Dia lanjut, "Karena apa yang kamu tawarin dulu sama aku bener-bener nggak sebanding. Aku nggak suka kehidupan kayak gitu. Aku mau hidup bermartabat, tetap jadi diri sendiri. Aku nggak mau namaku dihubungin sama nama orang lain. Aku mau orang lain kenal aku cuma karena aku adalah aku. Bukan sebagai pacar siapa atau istri siapa. Aku harap orang-orang bakal inget nama aku cuma karena aku Martina Martinez."
Setelah ngomongin semua ini, Martina keliatannya udah ngabisin semua tenaganya, dan matanya jadi merah.
Dia beneran percaya dia bisa ngurus semuanya, tapi pas momen itu beneran dateng, dia sadar kalau hatinya masih sakit. Di saat itu, satu air mata bening jatuh ke punggung tangan Benjamin tanpa peringatan, dinginnya beda sama rasa terbakar, seolah bisa ngebakar tangannya.
Di saat itu, Benjamin akhirnya ngerti betapa banyak yang udah Martina tahan di hatinya.
Jadi, apakah tekad Martina buat milih pergi cuma karena perlakuan nggak adil dia sebelumnya?
Nggak, nggak mungkin cuma itu. Seharusnya dibilang kalau perlakuan nggak adil dia di masa lalu bikin Martina pelan-pelan kecewa dan takut. Dan sering banget, dia nggak peduli sama kebutuhan dan pikiran Martina yang sebenarnya, yang bikin dia ngejauh selangkah demi selangkah, akhirnya nyampe di titik yang nggak bisa diperbaiki.
Tangan besar Benjamin mengepal sedikit. Cuma di saat ini dia beneran ngerti gejolak batin Martina dan sadar betapa berantakannya dia di masa lalu.
"Maaf..." Selain itu, Benjamin nggak tahu harus ngomong apa lagi. Beberapa hal mungkin terlalu gampang diucapin, dan nggak bakal bisa bener-bener ngeungkapin situasinya.
Martina ngebasahi tangannya santai, walaupun dia yang tersakiti, dan sekarang dia mau pura-pura, sebisa mungkin, kalau semuanya baik-baik aja.
"Nggak apa-apa," katanya. "Semuanya udah lewat.

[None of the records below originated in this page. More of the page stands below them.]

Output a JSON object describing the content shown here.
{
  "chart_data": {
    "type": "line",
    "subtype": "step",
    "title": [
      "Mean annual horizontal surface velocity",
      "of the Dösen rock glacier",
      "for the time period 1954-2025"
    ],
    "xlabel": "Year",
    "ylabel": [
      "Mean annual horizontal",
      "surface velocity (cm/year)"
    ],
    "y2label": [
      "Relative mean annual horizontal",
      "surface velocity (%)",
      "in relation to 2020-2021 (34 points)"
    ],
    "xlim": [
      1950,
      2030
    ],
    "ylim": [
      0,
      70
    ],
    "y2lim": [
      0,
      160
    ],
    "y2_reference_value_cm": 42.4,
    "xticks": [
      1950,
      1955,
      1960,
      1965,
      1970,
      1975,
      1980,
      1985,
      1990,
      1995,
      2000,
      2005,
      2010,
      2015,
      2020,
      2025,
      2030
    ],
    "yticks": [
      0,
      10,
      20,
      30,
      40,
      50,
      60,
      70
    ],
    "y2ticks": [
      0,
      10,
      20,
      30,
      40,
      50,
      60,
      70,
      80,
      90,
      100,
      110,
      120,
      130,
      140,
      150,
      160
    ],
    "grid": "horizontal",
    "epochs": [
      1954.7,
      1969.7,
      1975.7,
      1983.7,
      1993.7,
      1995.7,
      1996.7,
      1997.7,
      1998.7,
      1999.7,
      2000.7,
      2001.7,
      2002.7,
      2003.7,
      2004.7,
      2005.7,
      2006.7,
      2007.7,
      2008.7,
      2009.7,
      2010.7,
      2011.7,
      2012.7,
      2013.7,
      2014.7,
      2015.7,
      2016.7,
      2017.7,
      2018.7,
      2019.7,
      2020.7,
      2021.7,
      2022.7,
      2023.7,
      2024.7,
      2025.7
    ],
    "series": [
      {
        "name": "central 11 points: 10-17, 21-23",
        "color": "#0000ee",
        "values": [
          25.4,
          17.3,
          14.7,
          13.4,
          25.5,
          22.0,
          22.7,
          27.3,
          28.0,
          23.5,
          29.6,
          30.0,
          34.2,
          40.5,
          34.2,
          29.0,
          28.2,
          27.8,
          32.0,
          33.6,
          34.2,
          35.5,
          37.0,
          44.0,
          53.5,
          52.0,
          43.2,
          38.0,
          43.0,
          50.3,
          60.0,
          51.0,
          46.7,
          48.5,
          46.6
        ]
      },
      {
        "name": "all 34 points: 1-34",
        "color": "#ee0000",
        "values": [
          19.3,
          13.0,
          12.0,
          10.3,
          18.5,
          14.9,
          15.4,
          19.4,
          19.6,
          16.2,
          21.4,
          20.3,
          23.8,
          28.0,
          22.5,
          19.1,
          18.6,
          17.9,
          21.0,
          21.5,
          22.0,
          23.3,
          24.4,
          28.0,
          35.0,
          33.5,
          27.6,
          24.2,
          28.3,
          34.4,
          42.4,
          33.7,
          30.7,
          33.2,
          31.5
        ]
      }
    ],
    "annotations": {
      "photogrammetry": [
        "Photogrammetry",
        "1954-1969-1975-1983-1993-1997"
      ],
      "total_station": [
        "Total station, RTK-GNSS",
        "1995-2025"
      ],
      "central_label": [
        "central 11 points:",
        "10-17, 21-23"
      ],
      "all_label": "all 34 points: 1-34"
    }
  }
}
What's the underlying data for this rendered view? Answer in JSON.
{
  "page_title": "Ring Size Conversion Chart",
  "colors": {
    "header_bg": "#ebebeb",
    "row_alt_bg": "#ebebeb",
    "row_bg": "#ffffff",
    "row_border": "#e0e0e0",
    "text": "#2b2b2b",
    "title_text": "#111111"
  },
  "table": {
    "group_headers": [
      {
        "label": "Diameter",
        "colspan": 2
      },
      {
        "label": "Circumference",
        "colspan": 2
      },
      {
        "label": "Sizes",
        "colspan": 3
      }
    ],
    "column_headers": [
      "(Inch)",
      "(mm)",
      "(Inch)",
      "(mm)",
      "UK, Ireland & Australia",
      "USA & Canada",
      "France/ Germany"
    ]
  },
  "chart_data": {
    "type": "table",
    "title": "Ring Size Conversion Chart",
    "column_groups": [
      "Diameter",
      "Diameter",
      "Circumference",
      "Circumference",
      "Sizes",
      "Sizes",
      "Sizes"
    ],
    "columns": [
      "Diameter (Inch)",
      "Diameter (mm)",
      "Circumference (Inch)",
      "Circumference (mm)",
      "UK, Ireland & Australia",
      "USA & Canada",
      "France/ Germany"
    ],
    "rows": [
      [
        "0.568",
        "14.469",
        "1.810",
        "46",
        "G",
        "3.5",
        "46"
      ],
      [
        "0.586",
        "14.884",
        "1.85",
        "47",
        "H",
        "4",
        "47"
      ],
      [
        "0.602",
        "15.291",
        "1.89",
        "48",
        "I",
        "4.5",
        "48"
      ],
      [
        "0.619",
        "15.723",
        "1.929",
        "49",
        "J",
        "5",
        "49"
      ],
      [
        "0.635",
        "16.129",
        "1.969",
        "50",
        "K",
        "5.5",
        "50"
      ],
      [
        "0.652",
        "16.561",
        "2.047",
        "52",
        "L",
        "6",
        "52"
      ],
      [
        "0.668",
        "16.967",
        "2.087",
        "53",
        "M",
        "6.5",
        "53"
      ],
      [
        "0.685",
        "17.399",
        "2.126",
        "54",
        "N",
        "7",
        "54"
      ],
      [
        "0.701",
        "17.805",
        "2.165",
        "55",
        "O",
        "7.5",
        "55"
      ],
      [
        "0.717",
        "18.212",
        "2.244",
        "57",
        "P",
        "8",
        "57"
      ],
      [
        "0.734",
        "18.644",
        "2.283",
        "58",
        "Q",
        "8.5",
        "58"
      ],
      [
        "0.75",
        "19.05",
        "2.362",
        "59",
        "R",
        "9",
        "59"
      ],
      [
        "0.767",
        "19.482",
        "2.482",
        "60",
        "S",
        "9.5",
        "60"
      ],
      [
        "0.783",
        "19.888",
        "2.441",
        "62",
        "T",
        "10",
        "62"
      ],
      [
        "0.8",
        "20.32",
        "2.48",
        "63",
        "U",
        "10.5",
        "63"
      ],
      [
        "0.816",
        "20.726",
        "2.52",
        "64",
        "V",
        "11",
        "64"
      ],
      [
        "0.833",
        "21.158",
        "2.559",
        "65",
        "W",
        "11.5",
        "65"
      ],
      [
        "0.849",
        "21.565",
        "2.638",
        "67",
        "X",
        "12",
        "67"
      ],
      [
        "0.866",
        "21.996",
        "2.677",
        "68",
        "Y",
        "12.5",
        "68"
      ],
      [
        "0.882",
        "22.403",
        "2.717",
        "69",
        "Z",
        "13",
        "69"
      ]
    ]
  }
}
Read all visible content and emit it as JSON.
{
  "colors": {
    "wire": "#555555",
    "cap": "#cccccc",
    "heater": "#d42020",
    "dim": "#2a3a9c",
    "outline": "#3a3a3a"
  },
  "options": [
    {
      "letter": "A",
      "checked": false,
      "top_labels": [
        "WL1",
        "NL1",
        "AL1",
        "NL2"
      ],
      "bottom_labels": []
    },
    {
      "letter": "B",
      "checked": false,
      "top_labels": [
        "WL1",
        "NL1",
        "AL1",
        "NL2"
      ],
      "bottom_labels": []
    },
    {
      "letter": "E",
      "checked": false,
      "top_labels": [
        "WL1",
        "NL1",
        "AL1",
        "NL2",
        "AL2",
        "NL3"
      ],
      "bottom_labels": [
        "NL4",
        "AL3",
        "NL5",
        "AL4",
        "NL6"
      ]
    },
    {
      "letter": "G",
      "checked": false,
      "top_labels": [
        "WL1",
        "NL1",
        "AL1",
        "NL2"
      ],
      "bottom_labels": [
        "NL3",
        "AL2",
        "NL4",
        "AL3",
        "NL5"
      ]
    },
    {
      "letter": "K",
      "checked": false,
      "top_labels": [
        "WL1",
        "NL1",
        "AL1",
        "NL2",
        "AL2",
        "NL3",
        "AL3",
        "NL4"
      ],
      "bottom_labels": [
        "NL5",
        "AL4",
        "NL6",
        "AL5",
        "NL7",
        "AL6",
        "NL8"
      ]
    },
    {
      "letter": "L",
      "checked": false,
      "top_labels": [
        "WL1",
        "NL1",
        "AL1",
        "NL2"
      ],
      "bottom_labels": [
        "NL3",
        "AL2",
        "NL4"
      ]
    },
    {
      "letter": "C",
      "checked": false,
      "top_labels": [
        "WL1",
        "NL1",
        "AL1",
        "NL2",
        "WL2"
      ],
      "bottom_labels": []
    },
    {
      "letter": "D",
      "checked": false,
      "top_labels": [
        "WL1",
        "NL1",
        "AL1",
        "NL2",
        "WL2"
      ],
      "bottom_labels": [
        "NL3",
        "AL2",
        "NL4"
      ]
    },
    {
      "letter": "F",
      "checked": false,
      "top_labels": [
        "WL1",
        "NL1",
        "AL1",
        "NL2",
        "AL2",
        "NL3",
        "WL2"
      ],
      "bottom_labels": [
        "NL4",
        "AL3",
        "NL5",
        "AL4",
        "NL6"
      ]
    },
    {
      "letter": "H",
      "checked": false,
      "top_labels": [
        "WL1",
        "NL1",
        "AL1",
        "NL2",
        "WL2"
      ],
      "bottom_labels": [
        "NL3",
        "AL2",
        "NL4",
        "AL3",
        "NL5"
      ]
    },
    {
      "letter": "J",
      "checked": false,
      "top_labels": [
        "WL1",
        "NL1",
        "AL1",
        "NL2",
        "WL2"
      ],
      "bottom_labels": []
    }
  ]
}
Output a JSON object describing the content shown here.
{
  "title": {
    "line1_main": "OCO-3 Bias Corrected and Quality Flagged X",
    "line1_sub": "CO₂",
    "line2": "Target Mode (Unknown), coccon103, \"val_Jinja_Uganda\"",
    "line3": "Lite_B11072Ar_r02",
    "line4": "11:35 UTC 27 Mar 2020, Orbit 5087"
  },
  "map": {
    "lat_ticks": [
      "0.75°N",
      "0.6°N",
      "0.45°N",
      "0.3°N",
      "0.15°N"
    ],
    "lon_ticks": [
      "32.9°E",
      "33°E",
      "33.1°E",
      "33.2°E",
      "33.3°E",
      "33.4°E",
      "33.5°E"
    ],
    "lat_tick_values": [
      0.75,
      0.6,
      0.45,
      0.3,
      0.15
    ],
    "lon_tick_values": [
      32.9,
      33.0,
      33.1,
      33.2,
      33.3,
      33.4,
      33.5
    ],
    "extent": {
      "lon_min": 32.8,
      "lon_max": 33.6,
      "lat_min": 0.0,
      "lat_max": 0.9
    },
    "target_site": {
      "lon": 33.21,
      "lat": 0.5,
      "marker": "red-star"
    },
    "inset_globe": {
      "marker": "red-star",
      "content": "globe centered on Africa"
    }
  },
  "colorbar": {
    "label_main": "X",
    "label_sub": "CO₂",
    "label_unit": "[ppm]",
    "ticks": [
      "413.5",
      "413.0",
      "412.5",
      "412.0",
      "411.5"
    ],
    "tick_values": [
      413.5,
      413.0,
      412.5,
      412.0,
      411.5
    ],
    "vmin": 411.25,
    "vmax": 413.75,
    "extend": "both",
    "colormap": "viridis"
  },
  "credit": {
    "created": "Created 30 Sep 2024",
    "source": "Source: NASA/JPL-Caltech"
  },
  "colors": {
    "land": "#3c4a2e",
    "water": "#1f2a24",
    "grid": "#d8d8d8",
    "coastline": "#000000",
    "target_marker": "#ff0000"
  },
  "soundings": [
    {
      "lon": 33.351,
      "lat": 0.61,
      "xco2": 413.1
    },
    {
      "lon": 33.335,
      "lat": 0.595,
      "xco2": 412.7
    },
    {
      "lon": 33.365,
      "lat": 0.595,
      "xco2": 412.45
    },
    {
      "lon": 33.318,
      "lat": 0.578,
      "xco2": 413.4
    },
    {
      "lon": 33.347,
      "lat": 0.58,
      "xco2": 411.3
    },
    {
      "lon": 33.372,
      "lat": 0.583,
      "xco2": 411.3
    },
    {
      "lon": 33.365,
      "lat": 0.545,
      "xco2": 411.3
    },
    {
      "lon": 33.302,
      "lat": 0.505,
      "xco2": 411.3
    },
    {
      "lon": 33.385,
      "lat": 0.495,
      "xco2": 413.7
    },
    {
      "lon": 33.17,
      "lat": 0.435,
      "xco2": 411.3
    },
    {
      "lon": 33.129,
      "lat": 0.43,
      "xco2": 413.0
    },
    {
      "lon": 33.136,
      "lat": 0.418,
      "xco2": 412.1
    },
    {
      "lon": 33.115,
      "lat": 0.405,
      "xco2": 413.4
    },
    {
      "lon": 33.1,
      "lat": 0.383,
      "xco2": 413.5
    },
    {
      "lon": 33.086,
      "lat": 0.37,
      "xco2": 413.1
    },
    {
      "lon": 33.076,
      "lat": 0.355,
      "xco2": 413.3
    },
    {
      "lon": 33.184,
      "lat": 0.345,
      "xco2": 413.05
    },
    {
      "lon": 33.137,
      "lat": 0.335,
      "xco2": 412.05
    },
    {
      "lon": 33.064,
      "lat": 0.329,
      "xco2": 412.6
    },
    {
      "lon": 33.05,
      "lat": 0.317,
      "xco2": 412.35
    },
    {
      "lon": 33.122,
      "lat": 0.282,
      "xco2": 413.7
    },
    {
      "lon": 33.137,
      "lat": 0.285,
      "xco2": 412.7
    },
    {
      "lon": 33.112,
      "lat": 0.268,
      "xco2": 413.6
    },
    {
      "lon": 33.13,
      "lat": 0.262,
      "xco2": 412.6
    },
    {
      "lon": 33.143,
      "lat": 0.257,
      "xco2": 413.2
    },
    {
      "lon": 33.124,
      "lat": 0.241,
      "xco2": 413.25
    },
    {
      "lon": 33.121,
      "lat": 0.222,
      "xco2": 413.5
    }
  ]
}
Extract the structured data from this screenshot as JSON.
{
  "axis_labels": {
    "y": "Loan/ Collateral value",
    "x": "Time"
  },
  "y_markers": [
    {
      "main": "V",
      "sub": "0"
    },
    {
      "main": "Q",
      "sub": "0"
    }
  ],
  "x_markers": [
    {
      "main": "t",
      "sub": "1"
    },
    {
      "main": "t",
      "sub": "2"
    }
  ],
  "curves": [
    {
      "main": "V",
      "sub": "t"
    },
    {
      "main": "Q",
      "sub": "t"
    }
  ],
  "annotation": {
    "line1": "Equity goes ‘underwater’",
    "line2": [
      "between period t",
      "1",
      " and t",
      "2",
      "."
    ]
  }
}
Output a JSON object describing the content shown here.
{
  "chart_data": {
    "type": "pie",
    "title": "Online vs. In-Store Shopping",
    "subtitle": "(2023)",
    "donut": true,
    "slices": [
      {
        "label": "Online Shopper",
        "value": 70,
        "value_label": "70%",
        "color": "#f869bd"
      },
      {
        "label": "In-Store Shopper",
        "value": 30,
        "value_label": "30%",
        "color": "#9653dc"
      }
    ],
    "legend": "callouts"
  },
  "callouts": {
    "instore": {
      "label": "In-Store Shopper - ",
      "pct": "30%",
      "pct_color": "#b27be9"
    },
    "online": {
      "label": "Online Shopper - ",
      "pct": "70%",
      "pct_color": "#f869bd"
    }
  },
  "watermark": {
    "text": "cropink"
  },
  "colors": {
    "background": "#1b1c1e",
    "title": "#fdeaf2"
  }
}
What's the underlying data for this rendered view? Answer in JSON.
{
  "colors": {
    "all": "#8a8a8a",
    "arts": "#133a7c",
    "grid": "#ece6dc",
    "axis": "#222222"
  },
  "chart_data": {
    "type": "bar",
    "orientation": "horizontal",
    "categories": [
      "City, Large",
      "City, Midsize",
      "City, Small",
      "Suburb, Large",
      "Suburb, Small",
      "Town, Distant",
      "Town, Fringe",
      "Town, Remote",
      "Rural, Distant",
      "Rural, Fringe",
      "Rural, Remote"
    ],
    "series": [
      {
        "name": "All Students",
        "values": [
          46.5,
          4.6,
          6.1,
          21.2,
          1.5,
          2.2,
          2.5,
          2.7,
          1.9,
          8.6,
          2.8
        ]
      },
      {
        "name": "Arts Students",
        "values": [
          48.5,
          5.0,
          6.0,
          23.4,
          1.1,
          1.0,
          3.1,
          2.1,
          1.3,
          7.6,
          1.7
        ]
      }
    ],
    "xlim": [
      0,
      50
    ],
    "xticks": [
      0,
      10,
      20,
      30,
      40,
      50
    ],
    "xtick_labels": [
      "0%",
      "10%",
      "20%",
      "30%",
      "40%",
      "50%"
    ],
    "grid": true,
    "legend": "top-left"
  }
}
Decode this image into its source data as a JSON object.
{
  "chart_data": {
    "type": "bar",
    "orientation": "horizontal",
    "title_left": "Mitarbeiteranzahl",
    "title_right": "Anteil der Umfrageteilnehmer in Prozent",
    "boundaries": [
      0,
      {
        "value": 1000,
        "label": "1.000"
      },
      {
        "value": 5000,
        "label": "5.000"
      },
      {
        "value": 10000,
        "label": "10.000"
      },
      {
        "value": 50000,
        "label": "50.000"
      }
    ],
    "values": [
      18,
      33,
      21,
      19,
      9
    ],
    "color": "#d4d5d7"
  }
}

Kenyataan kalau aku bisa ngomong ini sama kamu hari ini berarti aku udah ngelepasinnya di hatiku."
"Ngelepasin?" Pupil Benjamin mengerut lagi. Jujur aja, dia sama sekali nggak mau denger ini.
Apa maksudnya "ngelepasin"? Apa dia beneran nggak punya kesempatan sama sekali?
Gejolak batin Benjamin makin menjadi, tapi dia juga tahu kalau di saat ini, apa pun yang dia katakan, nggak akan ada gunanya. Ngomong lebih banyak nggak akan seefektif ngambil tindakan sesuai kemampuannya. Mungkin ini bisa ninggalin kesan yang lebih bagus buat Martina.
Nginget gimana dia sibuk kerja setiap hari dan sama sekali nggak peduli sama perasaan Martina, mungkin inilah "apa yang kamu tanam, itu yang kamu tuai" yang sebenarnya. Nggak ada yang boleh berharap jalan keluar yang gampang dari siklus ini.
...
Benjamin udah lama mutusin kalaupun Martina beneran ninggalin semua emosi mereka di masa lalu, dia nggak akan pernah nyerah semudah itu.